On The Front Lines
Rutherford Institute Challenges Abusive Asset Forfeiture Laws, Asks U.S. Supreme Court to Declare Excessive, Arbitrary Fines Unconstitutional
WASHINGTON, DC — Taking aim at excessive, arbitrary asset forfeiture laws, The Rutherford Institute has asked the U.S. Supreme Court to hold that state governments must abide by the Eighth Amendment’s prohibition on the imposition of “excessive fines” for criminal offenses. Challenging the power of states to engage in abusive “policing for profit” tactics, Rutherford Institute attorneys have asked the U.S. Supreme Court to overturn a ruling by the Indiana Supreme Court in Timbs v. State of Indiana, which found that the Eighth Amendment did not prohibit the state from seizing a vehicle worth $42,000 as a penalty for selling four grams of heroin. Lower courts had found the seizure to be “grossly disproportionate” to the offense.
The Rutherford Institute’s amicus brief in Timbs v. State of Indiana is available at www.rutherford.org. Attorneys D. Alicia Hickok, Mark Taticchi, S. Vance Wittie, and Matthew C. Sapp of Drinker, Biddle & Reath LLP in Philadelphia and Dallas, assisted the Institute in presenting the arguments in Timbs.
“Let’s not mince words: civil asset forfeiture laws give police the green light to rob, pilfer, steal, thieve, swipe, purloin, filch and liberate American taxpayers of even more of their hard-earned valuables (especially if it happens to be significant amounts of cash) using any means, fair or foul,” said constitutional attorney John W. Whitehead, president of The Rutherford Institute and author of Battlefield America: The War on the American People. “This is just a modern-day form of highway robbery. If the state or federal government can arbitrarily freeze, seize or lay claim to your property (money, land or possessions) under civil asset forfeiture schemes, you have no true rights.”

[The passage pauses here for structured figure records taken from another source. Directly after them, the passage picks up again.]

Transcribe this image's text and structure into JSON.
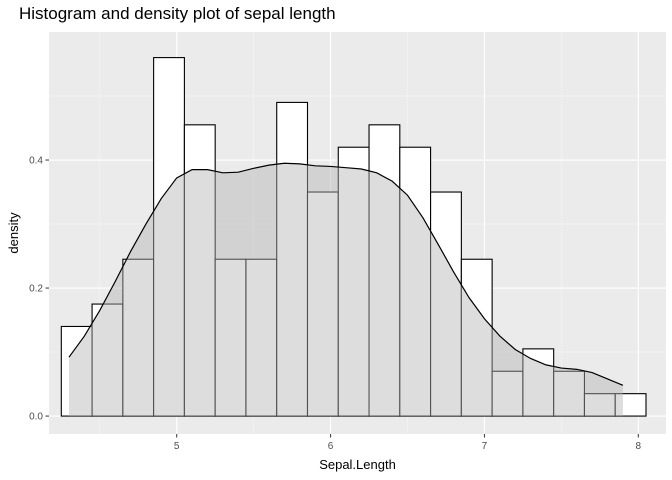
{
  "colors": {
    "panel_background": "#ebebeb",
    "grid_major": "#ffffff",
    "grid_minor": "#f5f5f5",
    "bar_fill": "#ffffff",
    "bar_outline": "#000000",
    "density_fill": "#b3b3b3",
    "density_fill_opacity": 0.45,
    "density_line": "#000000",
    "tick_text": "#4d4d4d"
  },
  "chart_data": {
    "type": "histogram",
    "title": "Histogram and density plot of sepal length",
    "xlabel": "Sepal.Length",
    "ylabel": "density",
    "xlim": [
      4.17,
      8.18
    ],
    "ylim": [
      -0.028,
      0.6
    ],
    "grid": true,
    "legend": "none",
    "x_ticks": [
      5,
      6,
      7,
      8
    ],
    "x_tick_labels": [
      "5",
      "6",
      "7",
      "8"
    ],
    "y_ticks": [
      0.0,
      0.2,
      0.4
    ],
    "y_tick_labels": [
      "0.0",
      "0.2",
      "0.4"
    ],
    "bins": [
      {
        "x0": 4.25,
        "x1": 4.45,
        "density": 0.14
      },
      {
        "x0": 4.45,
        "x1": 4.65,
        "density": 0.175
      },
      {
        "x0": 4.65,
        "x1": 4.85,
        "density": 0.245
      },
      {
        "x0": 4.85,
        "x1": 5.05,
        "density": 0.56
      },
      {
        "x0": 5.05,
        "x1": 5.25,
        "density": 0.455
      },
      {
        "x0": 5.25,
        "x1": 5.45,
        "density": 0.245
      },
      {
        "x0": 5.45,
        "x1": 5.65,
        "density": 0.245
      },
      {
        "x0": 5.65,
        "x1": 5.85,
        "density": 0.49
      },
      {
        "x0": 5.85,
        "x1": 6.05,
        "density": 0.35
      },
      {
        "x0": 6.05,
        "x1": 6.25,
        "density": 0.42
      },
      {
        "x0": 6.25,
        "x1": 6.45,
        "density": 0.455
      },
      {
        "x0": 6.45,
        "x1": 6.65,
        "density": 0.42
      },
      {
        "x0": 6.65,
        "x1": 6.85,
        "density": 0.35
      },
      {
        "x0": 6.85,
        "x1": 7.05,
        "density": 0.245
      },
      {
        "x0": 7.05,
        "x1": 7.25,
        "density": 0.07
      },
      {
        "x0": 7.25,
        "x1": 7.45,
        "density": 0.105
      },
      {
        "x0": 7.45,
        "x1": 7.65,
        "density": 0.07
      },
      {
        "x0": 7.65,
        "x1": 7.85,
        "density": 0.035
      },
      {
        "x0": 7.85,
        "x1": 8.05,
        "density": 0.035
      }
    ],
    "density_curve": {
      "x": [
        4.3,
        4.4,
        4.5,
        4.6,
        4.7,
        4.8,
        4.9,
        5.0,
        5.1,
        5.2,
        5.3,
        5.4,
        5.5,
        5.6,
        5.7,
        5.8,
        5.9,
        6.0,
        6.1,
        6.2,
        6.3,
        6.4,
        6.5,
        6.6,
        6.7,
        6.8,
        6.9,
        7.0,
        7.1,
        7.2,
        7.3,
        7.4,
        7.5,
        7.6,
        7.7,
        7.8,
        7.9
      ],
      "y": [
        0.092,
        0.125,
        0.165,
        0.21,
        0.257,
        0.3,
        0.34,
        0.372,
        0.385,
        0.385,
        0.38,
        0.381,
        0.387,
        0.392,
        0.395,
        0.394,
        0.391,
        0.39,
        0.388,
        0.386,
        0.38,
        0.367,
        0.345,
        0.31,
        0.268,
        0.225,
        0.185,
        0.152,
        0.125,
        0.104,
        0.09,
        0.08,
        0.075,
        0.073,
        0.068,
        0.058,
        0.048
      ]
    }
  }
}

In January 2013, Tyson Timbs used $42,000 of life insurance proceeds he received after his father’s death to purchase a Land Rover sport utility vehicle (SUV). Timbs, who had just moved to Indiana to help his aunt rebuild her life, was also having life difficulties at the time, having become addicted to an opioid pain medication he was prescribed for a painful foot injury. Timbs’ addiction escalated to such a point that he went from abusing his opioid prescription to using and then selling heroin to fund his addiction. Eventually, a man who worked as a confidential informant for law enforcement connected Timbs with undercover police officers posing as drug buyers. On two occasions, Timbs sold the police a total of four grams of heroin for $385. He was arrested while driving to meet the police for a third sale. Timbs pleaded guilty to one count of selling a controlled substance and was sentenced to 6 years in jail, but was released for home detention and probation.
The state also brought a separate lawsuit seeking forfeiture of Timbs’ SUV under a state law allowing the seizure of property used to facilitate a criminal offense. A trial court denied the state’s forfeiture claim after finding that Timbs had purchased the SUV legally, not with crime-tainted funds, and that that forfeiture would be “grossly disproportional to the gravity of [Timbs’] offense,” thereby violating the Eighth Amendment’s excessive fines clause. This decision was initially affirmed on appeal, but was thereafter reversed by the Indiana Supreme Court, which ruled that the U.S. Supreme Court has never held that the Eighth Amendment’s excessive fines clause applies to the states.
In its amicus brief, The Rutherford Institute argues that the excessive fines clause does limit the power of states. Moreover, Institute attorneys warn that states and municipalities face a strong temptation to use fines, civil penalties, and asset forfeitures to bridge their fiscal shortfalls, and the Eighth Amendment is needed to prevent abuse of this power.